Una tarde, por curiosidad, cuando la tía abuela tomaba una siesta, ordené a Rafaela que intentara colocarle las piernas como Dios manda. Sus gritos se hicieron venir ipso facto a papá hasta la recámara.
–¡Háganme el favor de dejarla en paz! ¿Qué se creen ustedes? ¿No ven que lo que tiene es artritis?
Así durante el primer mes, no hubo problema. A cambio de un buen plato de carne (…) no faltaron trinitarias dispuestas a darle de comer y a limpiarle el culo a la vieja. (…) Pero conforme comenzó a tener instantes de lucidez, le dio por rebelarse y resultó cada vez más difícil encontrar monjas dispuestas a ayudarle: ¡Quítame las manos de encima, india sinverguenza! ¡Qué te imaginas, desgraciada! ¡Aléjate, sucia, no te atrevas a tocarme!
Ahora bien. Puede ser que a Briceño le interese hacernos visitar los recovecos poco iluminados del alma humana; que tenga atracción, como el refinado observador que es de hacernos ver algo que pareciendo muy claro no lo era; todo esto lo entiendo. Pero lo que a mí me intriga es ¿por qué le interesa a Briceño el sexo marchito, imposible, sucio, asqueroso, viejo, etcétera, de las mujeres? Lo que queda muy claro es que en esta sociedad del sureste las mujeres son las de los dineros y que así es como controlan a las nueras, los yernos, los hijos y los nietos. La brillante idea de los hijos consiste en llevarse a las parientas artríticas a sus casas para hacerse ricos una vez que éstas los hereden y mueran. Lo que estos hijos no saben es que las parientas además de artríticas son listas, son el diablo. Y que después de hacerles la vida imposible, terminarán por heredar sus dineros a las monjas trinitarias a las que se pasaron la vida despreciando.

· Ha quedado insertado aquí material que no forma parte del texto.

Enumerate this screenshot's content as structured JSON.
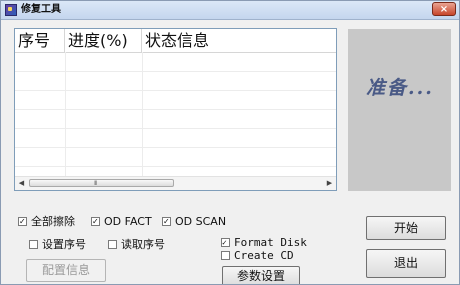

Así, la traición es otro de los temas que le encanta a Carlos explorar.
Por último, quiero referirme a la nouvelle que cierra el libro y que le da título. Los mártires del freeway. Es una novela policiaca con tintes de thriller donde la madurez de Carlos como escritor se pone de manifiesto desde la primera hasta la última línea. El tramado matemático, la verosimilitud de la intriga el dibujo extraordinario del detective, un yuppie que sólo come alimentos orgánicos y se cuida el cuerpo hasta el extremo; un estudioso de criminología en L.A., guapo, mono, demasiado nice para los judiciales del H. cuerpo policiaco del país, sí, adivinaron un gay de clóset es nuestro Virgilio en esta historia. No digo más para no arruinarles el gusto de la lectura de esta novela, de la que en cuanto Carlos hable, quisiera saber cómo la tramó, si dibujó antes a su personaje, si hizo esquemas de la estructura, etcétera, porque desde ya les digo que en cuanto corran a comprar su ejemplar y lo lean, encontrarán en él, más que una lectura novedosa y disfrutable una lección de originalidad que confirma a Martín Briceño como un gran narrador y no sólo del sureste.
Texto leído durante la presentación del libro en la Feria Internacional de Minería en marzo 2007.